What is the complexity of this algorithm?

Question

I need to calculate the complexity for this code. I understand that it is O(n), but I need an evidence in the formulas. For example, the loop has complexity 1 + 3*n + n*f(body).

Code 1:

int i = 0;
int t = 0;
int j = n/2;
while (i<n) {
    while (t<n/2) {
        t++;
        i++;
    }
    while (j<n) {
        j++;
        i++;
   }

}

UPD: I need to calculate the complexity for this code too. Is it difference from Code 1?

Code 2:

int k = 0;
int i = 0;
int t = 0;
int j = n/2;
while (i<n) {
    k=0;
    while ((t<n/2) && (k<=10)) {
         t++;
         i++;
         k++;
    }
    k=0;
    while ((j<n) && (k<=10)) {
         j++;
         i++;
         k++;
    }
}

Answer 1

In t's while-loop, i is supposedly incremented from 0 to (n/2)-1 and in the next,j's while-loop, is incremented upto i

So,in one single iteration i is expected to execute the outer-loop!

Also,t's and j's while-loop execution are mutually exclusive to each other. But,they both commonly increment i---t from o to n/2 - 1 and j from n/2 to n-1.

Hence,the code complexity

= single-iteration of i-loop*(complexity of inner-while loops)

= O(1)*(complexity of t-based loop UNION complexity of j based loop)

= O(1) * ( O(n/2) UNION O(n/2) )

= O(1) * O(n/2)

= O(n).

So,your conclusion was correct. This code's complexity is O(n)...

---

When talking about code 2,it is not-much different from code 1! Only a new variable k has been added which will cause the inner-loops to iterate only 10 times as it is bounded with && condition.
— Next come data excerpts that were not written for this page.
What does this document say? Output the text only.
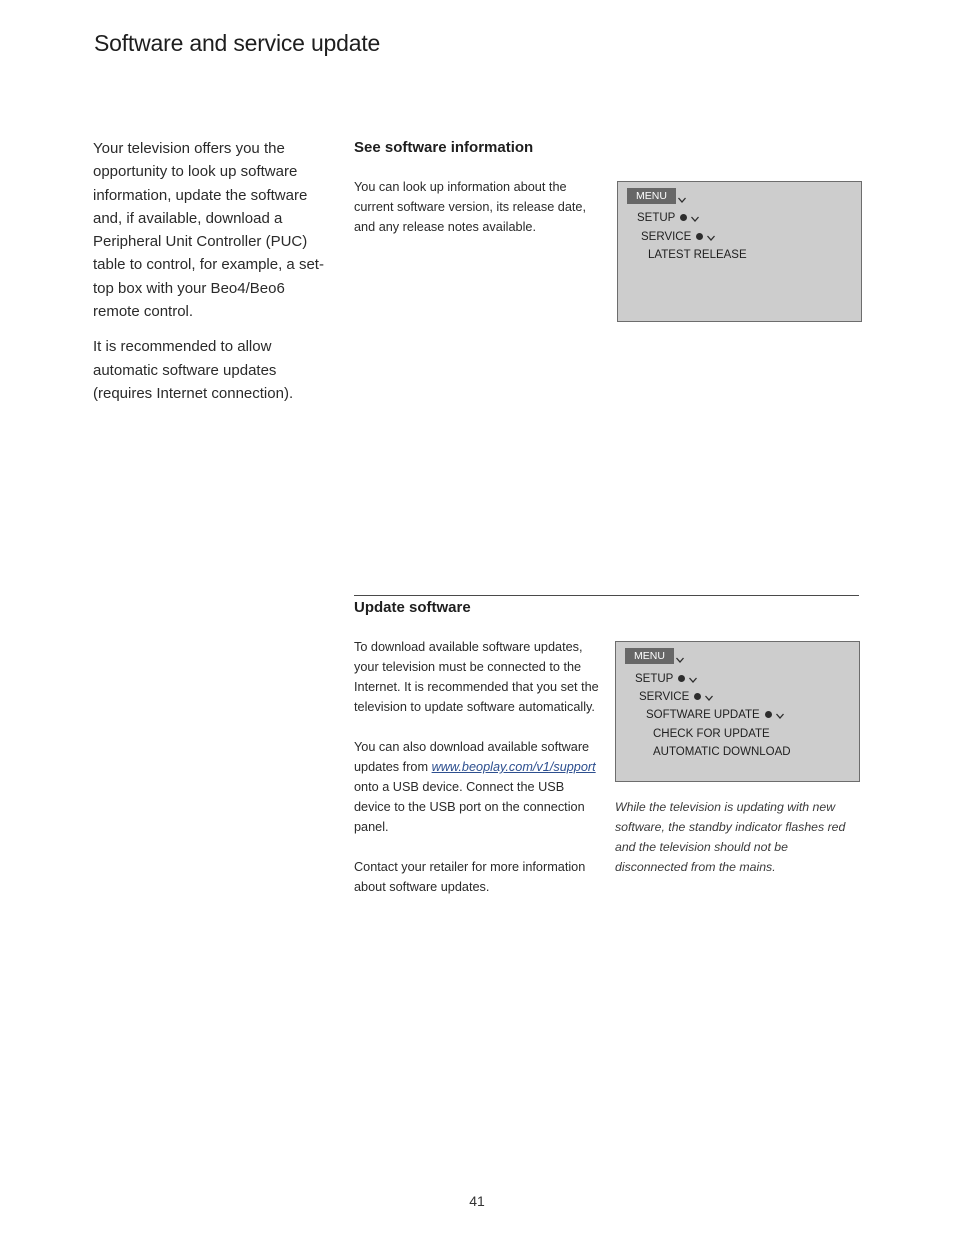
Software and service update

Your television offers you the opportunity to look up software information, update the software and, if available, download a Peripheral Unit Controller (PUC) table to control, for example, a set-top box with your Beo4/Beo6 remote control.

It is recommended to allow automatic software updates (requires Internet connection).

See software information

You can look up information about the current software version, its release date, and any release notes available.

MENU
SETUP
SERVICE
LATEST RELEASE
Update software

To download available software updates, your television must be connected to the Internet. It is recommended that you set the television to update software automatically.

You can also download available software updates from www.beoplay.com/v1/support onto a USB device. Connect the USB device to the USB port on the connection panel.

Contact your retailer for more information about software updates.

MENU
SETUP
SERVICE
SOFTWARE UPDATE
CHECK FOR UPDATE
AUTOMATIC DOWNLOAD
While the television is updating with new software, the standby indicator flashes red and the television should not be disconnected from the mains.
41
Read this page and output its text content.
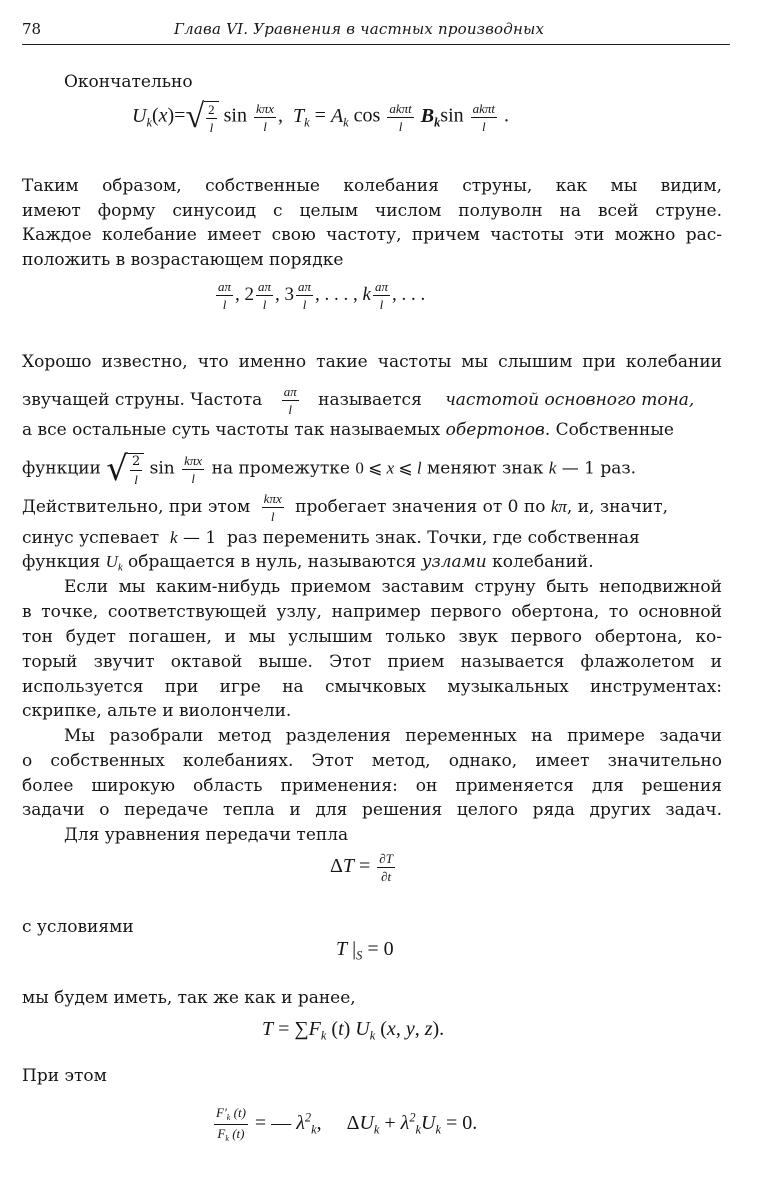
78	Глава VI. Уравнения в частных производных
Окончательно
$U_k(x)=√ \frac{2}{l}$ $\sin \frac{\text{kπx}}{l}$ ,  $T_k = A_k$ $\cos \frac{\text{akπt}}{l} B_k\sin \frac{\text{akπt}}{l}$ .
Таким образом, собственные колебания струны, как мы видим,
имеют форму синусоид с целым числом полуволн на всей струне.
Каждое колебание имеет свою частоту, причем частоты эти можно рас-
положить в возрастающем порядке
$\frac{a\pi}{l}$ , $2 \frac{a\pi}{l}$ , $3 \frac{a\pi}{l}$ , . . . , k $\frac{a\pi}{l}$ , . . .
Хорошо известно, что именно такие частоты мы слышим при колебании
звучащей струны. Частота $\frac{a\pi}{l}$ называется частотой основного тона,
а все остальные суть частоты так называемых обертонов. Собственные
функции √ $\frac{2}{l}$ $\sin \frac{\text{kπx}}{l}$ на промежутке 0 ⩽ x ⩽ l меняют знак k — 1 раз.
Действительно, при этом $\frac{\text{kπx}}{l}$ пробегает значения от 0 по kπ, и, значит,
синус успевает k — 1  раз переменить знак. Точки, где собственная
функция $U_k$ обращается в нуль, называются узлами колебаний.
Если мы каким-нибудь приемом заставим струну быть неподвижной
в точке, соответствующей узлу, например первого обертона, то основной
тон будет погашен, и мы услышим только звук первого обертона, ко-
торый звучит октавой выше. Этот прием называется флажолетом и
используется при игре на смычковых музыкальных инструментах:
скрипке, альте и виолончели.
Мы разобрали метод разделения переменных на примере задачи
о собственных колебаниях. Этот метод, однако, имеет значительно
более широкую область применения: он применяется для решения
задачи о передаче тепла и для решения целого ряда других задач.
Для уравнения передачи тепла
$\Delta T = \frac{\partial T}{\partial t}$
с условиями
T $|_S = 0$
мы будем иметь, так же как и ранее,
$T = \sum F_k$ (t) $U_k$ (x, y, z).
При этом
$\frac{F'_k (t)}{F_k (t)}$ = — $\lambda^2_k$,     $\Delta U_k + \lambda^2_kU_k = 0$.
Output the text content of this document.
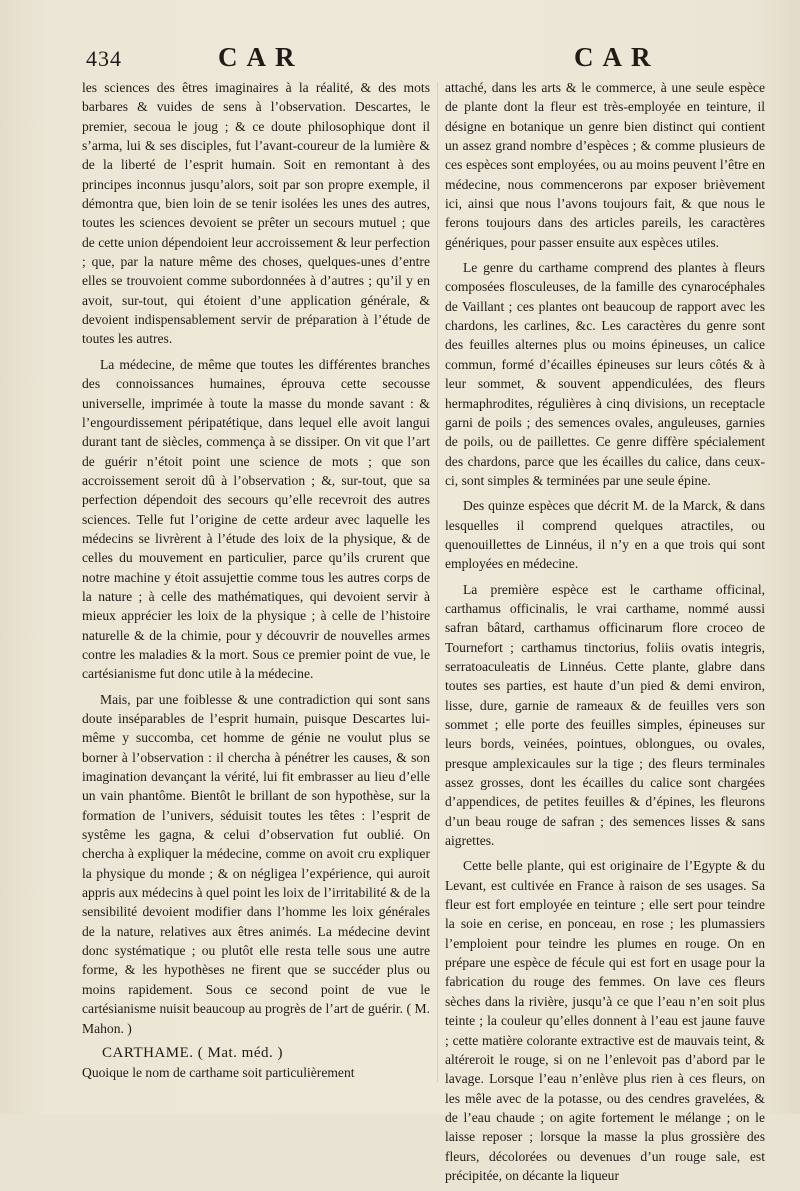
434	CAR	CAR

les sciences des êtres imaginaires à la réalité, & des mots barbares & vuides de sens à l’observation. Descartes, le premier, secoua le joug ; & ce doute philosophique dont il s’arma, lui & ses disciples, fut l’avant-coureur de la lumière & de la liberté de l’esprit humain. Soit en remontant à des principes inconnus jusqu’alors, soit par son propre exemple, il démontra que, bien loin de se tenir isolées les unes des autres, toutes les sciences devoient se prêter un secours mutuel ; que de cette union dépendoient leur accroissement & leur perfection ; que, par la nature même des choses, quelques-unes d’entre elles se trouvoient comme subordonnées à d’autres ; qu’il y en avoit, sur-tout, qui étoient d’une application générale, & devoient indispensablement servir de préparation à l’étude de toutes les autres.

La médecine, de même que toutes les différentes branches des connoissances humaines, éprouva cette secousse universelle, imprimée à toute la masse du monde savant : & l’engourdissement péripatétique, dans lequel elle avoit langui durant tant de siècles, commença à se dissiper. On vit que l’art de guérir n’étoit point une science de mots ; que son accroissement seroit dû à l’observation ; &, sur-tout, que sa perfection dépendoit des secours qu’elle recevroit des autres sciences. Telle fut l’origine de cette ardeur avec laquelle les médecins se livrèrent à l’étude des loix de la physique, & de celles du mouvement en particulier, parce qu’ils crurent que notre machine y étoit assujettie comme tous les autres corps de la nature ; à celle des mathématiques, qui devoient servir à mieux apprécier les loix de la physique ; à celle de l’histoire naturelle & de la chimie, pour y découvrir de nouvelles armes contre les maladies & la mort. Sous ce premier point de vue, le cartésianisme fut donc utile à la médecine.

Mais, par une foiblesse & une contradiction qui sont sans doute inséparables de l’esprit humain, puisque Descartes lui-même y succomba, cet homme de génie ne voulut plus se borner à l’observation : il chercha à pénétrer les causes, & son imagination devançant la vérité, lui fit embrasser au lieu d’elle un vain phantôme. Bientôt le brillant de son hypothèse, sur la formation de l’univers, séduisit toutes les têtes : l’esprit de systême les gagna, & celui d’observation fut oublié. On chercha à expliquer la médecine, comme on avoit cru expliquer la physique du monde ; & on négligea l’expérience, qui auroit appris aux médecins à quel point les loix de l’irritabilité & de la sensibilité devoient modifier dans l’homme les loix générales de la nature, relatives aux êtres animés. La médecine devint donc systématique ; ou plutôt elle resta telle sous une autre forme, & les hypothèses ne firent que se succéder plus ou moins rapidement. Sous ce second point de vue le cartésianisme nuisit beaucoup au progrès de l’art de guérir. ( M. Mahon. )

CARTHAME. ( Mat. méd. )

Quoique le nom de carthame soit particulièrement

attaché, dans les arts & le commerce, à une seule espèce de plante dont la fleur est très-employée en teinture, il désigne en botanique un genre bien distinct qui contient un assez grand nombre d’espèces ; & comme plusieurs de ces espèces sont employées, ou au moins peuvent l’être en médecine, nous commencerons par exposer brièvement ici, ainsi que nous l’avons toujours fait, & que nous le ferons toujours dans des articles pareils, les caractères génériques, pour passer ensuite aux espèces utiles.

Le genre du carthame comprend des plantes à fleurs composées flosculeuses, de la famille des cynarocéphales de Vaillant ; ces plantes ont beaucoup de rapport avec les chardons, les carlines, &c. Les caractères du genre sont des feuilles alternes plus ou moins épineuses, un calice commun, formé d’écailles épineuses sur leurs côtés & à leur sommet, & souvent appendiculées, des fleurs hermaphrodites, régulières à cinq divisions, un receptacle garni de poils ; des semences ovales, anguleuses, garnies de poils, ou de paillettes. Ce genre diffère spécialement des chardons, parce que les écailles du calice, dans ceux-ci, sont simples & terminées par une seule épine.

Des quinze espèces que décrit M. de la Marck, & dans lesquelles il comprend quelques atractiles, ou quenouillettes de Linnéus, il n’y en a que trois qui sont employées en médecine.

La première espèce est le carthame officinal, carthamus officinalis, le vrai carthame, nommé aussi safran bâtard, carthamus officinarum flore croceo de Tournefort ; carthamus tinctorius, foliis ovatis integris, serratoaculeatis de Linnéus. Cette plante, glabre dans toutes ses parties, est haute d’un pied & demi environ, lisse, dure, garnie de rameaux & de feuilles vers son sommet ; elle porte des feuilles simples, épineuses sur leurs bords, veinées, pointues, oblongues, ou ovales, presque amplexicaules sur la tige ; des fleurs terminales assez grosses, dont les écailles du calice sont chargées d’appendices, de petites feuilles & d’épines, les fleurons d’un beau rouge de safran ; des semences lisses & sans aigrettes.

Cette belle plante, qui est originaire de l’Egypte & du Levant, est cultivée en France à raison de ses usages. Sa fleur est fort employée en teinture ; elle sert pour teindre la soie en cerise, en ponceau, en rose ; les plumassiers l’emploient pour teindre les plumes en rouge. On en prépare une espèce de fécule qui est fort en usage pour la fabrication du rouge des femmes. On lave ces fleurs sèches dans la rivière, jusqu’à ce que l’eau n’en soit plus teinte ; la couleur qu’elles donnent à l’eau est jaune fauve ; cette matière colorante extractive est de mauvais teint, & altéreroit le rouge, si on ne l’enlevoit pas d’abord par le lavage. Lorsque l’eau n’enlève plus rien à ces fleurs, on les mêle avec de la potasse, ou des cendres gravelées, & de l’eau chaude ; on agite fortement le mélange ; on le laisse reposer ; lorsque la masse la plus grossière des fleurs, décolorées ou devenues d’un rouge sale, est précipitée, on décante la liqueur
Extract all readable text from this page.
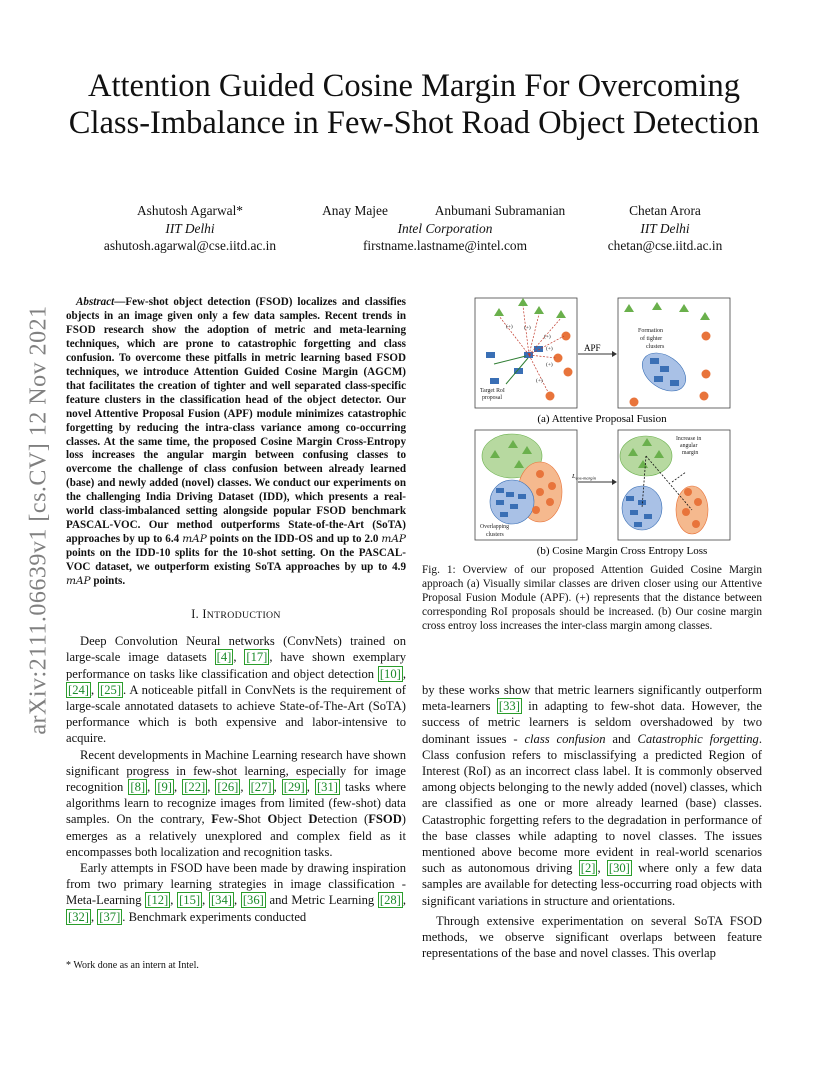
arXiv:2111.06639v1 [cs.CV] 12 Nov 2021
Attention Guided Cosine Margin For Overcoming Class-Imbalance in Few-Shot Road Object Detection
Ashutosh Agarwal*
IIT Delhi
ashutosh.agarwal@cse.iitd.ac.in
Anay Majee	Anbumani Subramanian
Intel Corporation
firstname.lastname@intel.com
Chetan Arora
IIT Delhi
chetan@cse.iitd.ac.in
Abstract—Few-shot object detection (FSOD) localizes and classifies objects in an image given only a few data samples. Recent trends in FSOD research show the adoption of metric and meta-learning techniques, which are prone to catastrophic forgetting and class confusion. To overcome these pitfalls in metric learning based FSOD techniques, we introduce Attention Guided Cosine Margin (AGCM) that facilitates the creation of tighter and well separated class-specific feature clusters in the classification head of the object detector. Our novel Attentive Proposal Fusion (APF) module minimizes catastrophic forgetting by reducing the intra-class variance among co-occurring classes. At the same time, the proposed Cosine Margin Cross-Entropy loss increases the angular margin between confusing classes to overcome the challenge of class confusion between already learned (base) and newly added (novel) classes. We conduct our experiments on the challenging India Driving Dataset (IDD), which presents a real-world class-imbalanced setting alongside popular FSOD benchmark PASCAL-VOC. Our method outperforms State-of-the-Art (SoTA) approaches by up to 6.4 mAP points on the IDD-OS and up to 2.0 mAP points on the IDD-10 splits for the 10-shot setting. On the PASCAL-VOC dataset, we outperform existing SoTA approaches by up to 4.9 mAP points.
I. INTRODUCTION

Deep Convolution Neural networks (ConvNets) trained on large-scale image datasets [4] , [17] , have shown exemplary performance on tasks like classification and object detection [10] , [24] , [25] . A noticeable pitfall in ConvNets is the requirement of large-scale annotated datasets to achieve State-of-The-Art (SoTA) performance which is both expensive and labor-intensive to acquire.

Recent developments in Machine Learning research have shown significant progress in few-shot learning, especially for image recognition [8] , [9] , [22] , [26] , [27] , [29] , [31] tasks where algorithms learn to recognize images from limited (few-shot) data samples. On the contrary, Few-Shot Object Detection (FSOD) emerges as a relatively unexplored and complex field as it encompasses both localization and recognition tasks.

Early attempts in FSOD have been made by drawing inspiration from two primary learning strategies in image classification - Meta-Learning [12] , [15] , [34] , [36] and Metric Learning [28] , [32] , [37] . Benchmark experiments conducted

* Work done as an intern at Intel.
(+) (+) (+) (+) (+) (+)
Target RoI proposal
APF
Formation of tighter clusters
(a) Attentive Proposal Fusion
Overlapping clusters
$L_{cos-margin}$
Increase in angular margin
(b) Cosine Margin Cross Entropy Loss
Fig. 1: Overview of our proposed Attention Guided Cosine Margin approach (a) Visually similar classes are driven closer using our Attentive Proposal Fusion Module (APF). (+) represents that the distance between corresponding RoI proposals should be increased. (b) Our cosine margin cross entroy loss increases the inter-class margin among classes.

by these works show that metric learners significantly outperform meta-learners [33] in adapting to few-shot data. However, the success of metric learners is seldom overshadowed by two dominant issues - class confusion and Catastrophic forgetting. Class confusion refers to misclassifying a predicted Region of Interest (RoI) as an incorrect class label. It is commonly observed among objects belonging to the newly added (novel) classes, which are classified as one or more already learned (base) classes. Catastrophic forgetting refers to the degradation in performance of the base classes while adapting to novel classes. The issues mentioned above become more evident in real-world scenarios such as autonomous driving [2] , [30] where only a few data samples are available for detecting less-occurring road objects with significant variations in structure and orientations.

Through extensive experimentation on several SoTA FSOD methods, we observe significant overlaps between feature representations of the base and novel classes. This overlap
Also, the i-based loop will iterate for n/20 times as in 1 iteration of i-loop, the i is modified upto 20 after execution of both the inner-loops... Hence, i will complete its test of being lesser than n,after n/20 iterations. Hence, algorithmic performance of i-based loop= O(n/20)...

Hence,complexity of code 2

= multiple-iteration of i-loop*(complexity of inner-while loops)

= O(n/20) * ( O(1) UNION O(1) )
// inner-loops will run for 10 iterations and hence,their complexity comes out to be O(1).

= O(n).

Hence, the complexity for the code 2 will be O(n)...

Answer 2

The best way to understand (or calculate efficiency) when you are new to something is to try out some random values.

Assume that n = 100,

int i = 0;
int t = 0;
int j = n/2;

After these instructions, i=0 ; t = 0 and j = 50

while (i<n) {

States that the while breaks when i = 100.

    while (t<n/2) {
             t++;
             i++;
        }

Since this loop runs from t =0 to t = 50 (50 times) , the final value of t = 50 and i = 50 (both are incremented)

    while (j<n) {
         j++;
         i++;
    }
}

Since this loop runs from j = 50 to j = 100 (50 times) , the final value of j = 100 and i = 100 (both are incremented)

So you can see that the first while loop "while (i

So to calculate the number of operations all we have to do is to multiply if loops are inside loops and add if they are at the same level. So here it is : (Run of outer loop) * (Run of inner loops) = 1 * (50 + 50) = 100. Notice this is equal to 100 (n) which we started from. So the program has a complexity of 1n i.e. O(n)

For any other instance , If we had the final answer as 500, then it would have been complexity of 5n i.e. still O(n)

You don't have to put numbers every time but whenever you are stuck this should give you an intuitive idea of how to solve such questions.